To find the time of the bullet's flight, we can use the formula for time, which is given by: \[ \text{Time} = \frac{\text{Distance}}{\text{Speed}} \] Given: - Distance to the target = 500 m - Speed of the bullet = \( 2 \times 10^{3} \mathrm{~km} \mathrm{~h}^{-1} \) First, we need to convert the speed from kilometers per hour to meters per second. 1 kilometer = 1000 meters 1 hour = 3600 seconds Therefore, the speed in meters per second is: \[ 2 \times 10^{3} \mathrm{~km} \mathrm{~h}^{-1} = 2 \times 10^{3} \times \frac{1000}{3600} \mathrm{~m} \mathrm{~s}^{-1} \] Now, we can calculate the time of the bullet's flight using the formula.
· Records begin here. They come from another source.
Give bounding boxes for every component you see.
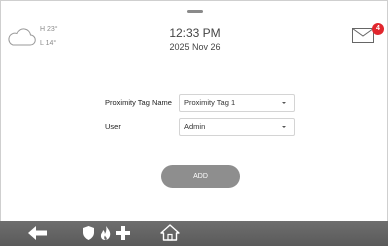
back-button[interactable] <box>28 226 48 245</box>
user-select[interactable]: Admin <box>179 118 295 136</box>
home-button[interactable] <box>160 224 180 246</box>
medical-button[interactable] <box>116 226 130 245</box>
chevron-down-icon <box>282 126 286 128</box>
home-icon <box>160 224 180 241</box>
medical-cross-icon <box>116 226 130 240</box>
pull-down-handle[interactable] <box>187 10 203 13</box>
unread-count-badge: 4 <box>372 23 384 35</box>
chevron-down-icon <box>282 102 286 104</box>
temperature-low: L 14° <box>40 40 57 47</box>
security-button[interactable] <box>83 226 94 245</box>
shield-icon <box>83 226 94 240</box>
proximity-tag-selected-value: Proximity Tag 1 <box>184 98 236 107</box>
back-arrow-icon <box>28 226 47 240</box>
user-label: User <box>105 122 121 131</box>
clock: 12:33 PM 2025 Nov 26 <box>151 26 239 53</box>
cloud-icon <box>8 28 36 46</box>
app-window: H 23° L 14° 12:33 PM 2025 Nov 26 4 Proxi… <box>0 0 388 246</box>
proximity-tag-name-label: Proximity Tag Name <box>105 98 172 107</box>
clock-date: 2025 Nov 26 <box>169 42 221 52</box>
clock-time: 12:33 PM <box>169 26 221 40</box>
weather-widget[interactable]: H 23° L 14° <box>6 23 66 53</box>
envelope-icon <box>352 28 374 43</box>
user-selected-value: Admin <box>184 122 206 131</box>
bottom-navigation-bar <box>0 221 388 246</box>
temperature-high: H 23° <box>40 26 58 33</box>
proximity-tag-select[interactable]: Proximity Tag 1 <box>179 94 295 112</box>
flame-icon <box>100 226 111 240</box>
messages-button[interactable]: 4 <box>350 23 384 47</box>
add-button[interactable]: ADD <box>161 165 240 188</box>
fire-button[interactable] <box>100 226 111 245</box>
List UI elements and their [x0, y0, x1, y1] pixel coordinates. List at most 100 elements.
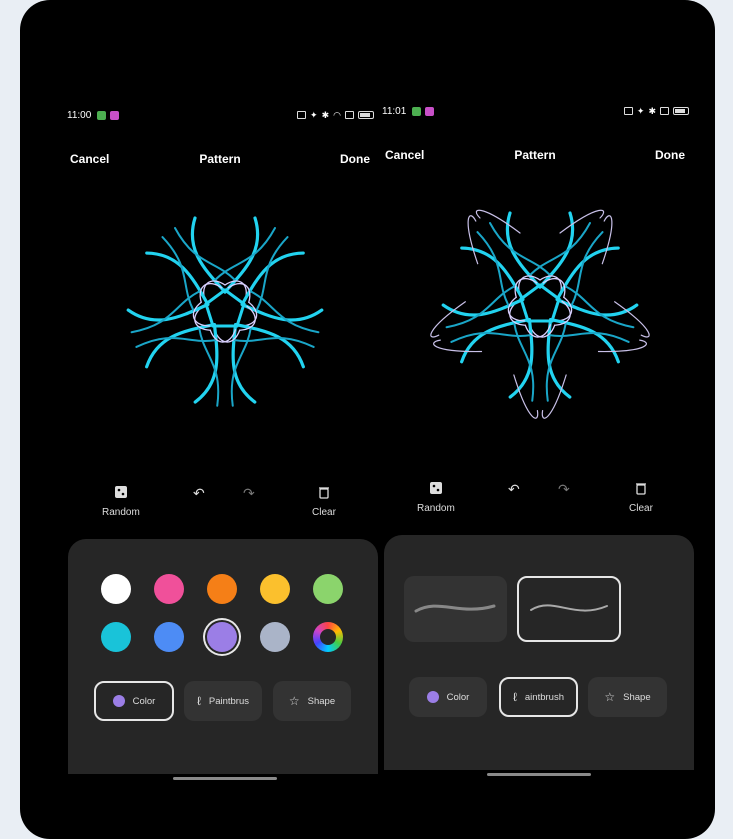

Calculate the value by following steps: - step0: Calculate: \(\frac{500}{\left(\frac{2\times 10^{3}\times 1000}{3600}\right)}\) - step1: Remove the parentheses: \(\frac{500}{\frac{2\times 10^{3}\times 1000}{3600}}\) - step2: Reduce the fraction: \(\frac{500}{\frac{5000}{9}}\) - step3: Multiply by the reciprocal: \(500\times \frac{9}{5000}\) - step4: Reduce the numbers: \(1\times \frac{9}{10}\) - step5: Multiply: \(\frac{9}{10}\) The time of the bullet's flight is approximately 0.9 seconds.